For backend oriented languages the situation is different. We use Scala extensively in our backend, so we were looking for a JVM compatible parser. At the time of writing, the official IAB Consent String SDK for Java is yet to be made compatible with the new format. IAB has released a version 2.0 parser, but this project is still labelled as being in alpha release.

To address these issues, AudienceProject has built two entirely new TCF 2.0 consent string parsers.

The JavaScript parser

We started by building our own JavaScript parser, due to the need for a “slim” implementation with a minimal network (less than 1.5KB compressed) and memory footprint for the browser which would also work with NodeJS.

It is available on Github here.

The Java parser

Once the JavaScript parser was completed, we found the need for a TCF 2.0 compatible consent string parser for Java and took a slightly different approach.

It is available on Github here.

A High-Level Abstraction for Binary Structures

The consent string format specified in TCF 2.0 is a Base64 encoded binary block format. Parsing a binary block format by hand suffers from a number of pitfalls, that a developer implementing transparency/consent business logic should not have to worry about. It also makes the parser code difficult to read (and thus maintain) if the domain-specific content of the consent string is mixed up with binary parsing logic.

Enter Kaitai Struct:

The Kaitai Struct framework allowed us to specify the entire IAB consent string format (both version 1.1 and 2.0) in a declarative style using the Kaitai expression language, which is easily human-readable and reads much the same as the official specification of the format from IAB.

For example, take a look at the definition of the first four fields in the core string – and how they correspond one to one with the core string description on IAB’s GitHub page.

- id: version
type: b6
- id: created
type: b36
- id: last_updated
type: b36
- id: cmp_id
type: b12

Like this, the mapping from domain-specific content to actual, technical implementation almost becomes a matter of taste.

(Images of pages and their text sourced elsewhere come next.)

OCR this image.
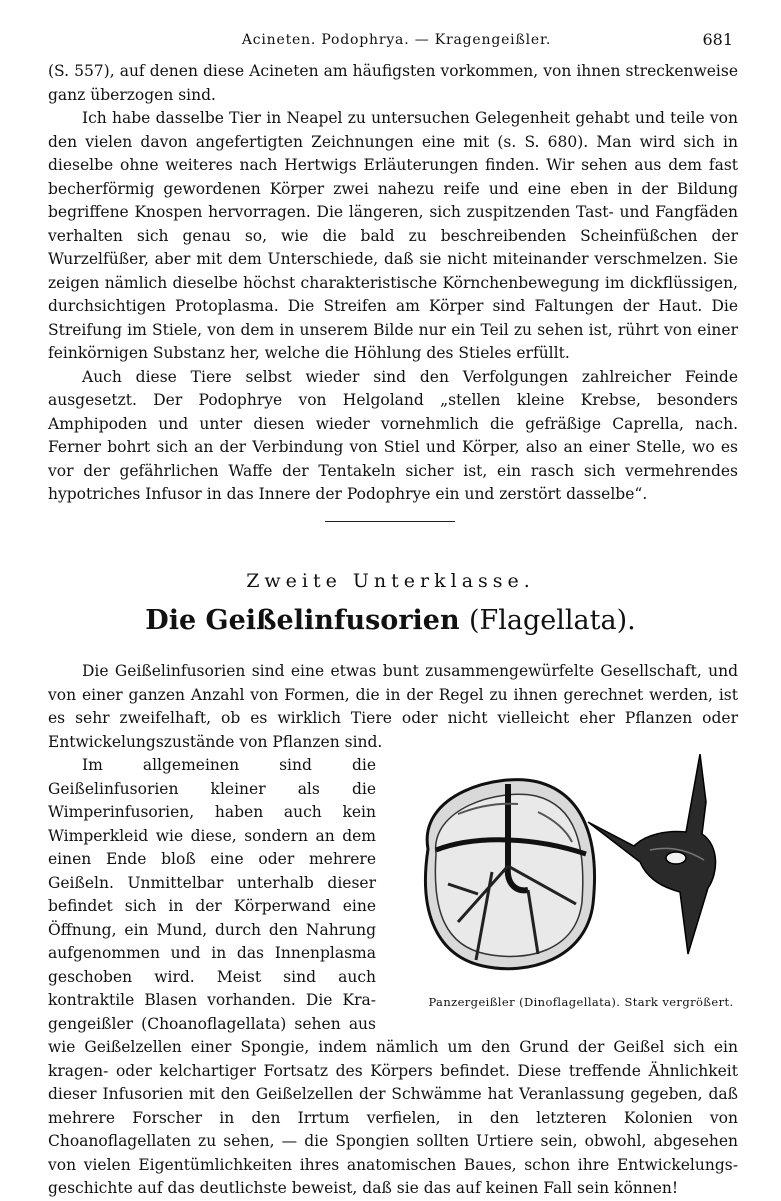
Acineten. Podophrya. — Kragengeißler.	681

(S. 557), auf denen diese Acineten am häufigsten vorkommen, von ihnen streckenweise ganz überzogen sind.

Ich habe dasselbe Tier in Neapel zu untersuchen Gelegenheit gehabt und teile von den vielen davon angefertigten Zeichnungen eine mit (s. S. 680). Man wird sich in dieselbe ohne weiteres nach Hertwigs Erläuterungen finden. Wir sehen aus dem fast becherförmig gewordenen Körper zwei nahezu reife und eine eben in der Bildung begriffene Knospen hervorragen. Die längeren, sich zuspitzenden Tast- und Fangfäden verhalten sich genau so, wie die bald zu beschreibenden Scheinfüßchen der Wurzelfüßer, aber mit dem Unterschiede, daß sie nicht miteinander verschmelzen. Sie zeigen nämlich dieselbe höchst charakteristische Körnchenbewegung im dickflüssigen, durchsichtigen Protoplasma. Die Streifen am Körper sind Faltungen der Haut. Die Streifung im Stiele, von dem in unserem Bilde nur ein Teil zu sehen ist, rührt von einer feinkörnigen Substanz her, welche die Höhlung des Stieles erfüllt.

Auch diese Tiere selbst wieder sind den Verfolgungen zahlreicher Feinde ausgesetzt. Der Podophrye von Helgoland „stellen kleine Krebse, besonders Amphipoden und unter diesen wieder vornehmlich die gefräßige Caprella, nach. Ferner bohrt sich an der Verbindung von Stiel und Körper, also an einer Stelle, wo es vor der gefährlichen Waffe der Tentakeln sicher ist, ein rasch sich vermehrendes hypotriches Infusor in das Innere der Podophrye ein und zerstört dasselbe“.

Zweite Unterklasse.
Die Geißelinfusorien (Flagellata).

Die Geißelinfusorien sind eine etwas bunt zusammengewürfelte Gesellschaft, und von einer ganzen Anzahl von Formen, die in der Regel zu ihnen gerechnet werden, ist es sehr zweifelhaft, ob es wirklich Tiere oder nicht vielleicht eher Pflanzen oder Entwickelungszustände von Pflanzen sind.

Panzergeißler (Dinoflagellata). Stark vergrößert.
Im allgemeinen sind die Geißelinfusorien kleiner als die Wimperinfusorien, haben auch kein Wimperkleid wie diese, sondern an dem einen Ende bloß eine oder mehrere Geißeln. Unmittelbar unterhalb dieser befindet sich in der Körperwand eine Öffnung, ein Mund, durch den Nahrung aufgenommen und in das Innenplasma geschoben wird. Meist sind auch kontraktile Blasen vorhanden. Die Kragengeißler (Choanoflagellata) sehen aus wie Geißelzellen einer Spongie, indem nämlich um den Grund der Geißel sich ein kragen- oder kelchartiger Fortsatz des Körpers befindet. Diese treffende Ähnlichkeit dieser Infusorien mit den Geißelzellen der Schwämme hat Veranlassung gegeben, daß mehrere Forscher in den Irrtum verfielen, in den letzteren Kolonien von Choanoflagellaten zu sehen, — die Spongien sollten Urtiere sein, obwohl, abgesehen von vielen Eigentümlichkeiten ihres anatomischen Baues, schon ihre Entwickelungsgeschichte auf das deutlichste beweist, daß sie das auf keinen Fall sein können!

Using the Kaitai Struct Compiler, the declarative expression language is quickly turned into concrete Java classes. The Kaitai runtime dependency reads the consent string after decoding it from Base64 and outputs Java objects of the structured Java classes. From here on, the consent string is easy to work with from any language targeting the JVM (such as our own Scala backend).

In the library here, we have added a few extra domain-specific utilities and classes to make it easier to work with the consent string. We have also made one crucial implementation detail, which is to read the byte-stream output of the Base64 decoder as an unaligned bit-stream, in order to parse the TCF format correctly, as this was not the default behaviour of the Kaitai runtime.

Parsing in other languages

It would be possible to target multiple different languages using the exact same specification files that we used for the Java parser. The Kaitai Struct Compiler targets a wide array of languages – not only Java. When IAB makes a new standard and the format is updated, reflecting those changes is as easy as editing the specification files and running the Kaitai Struct Compiler to generate new sources.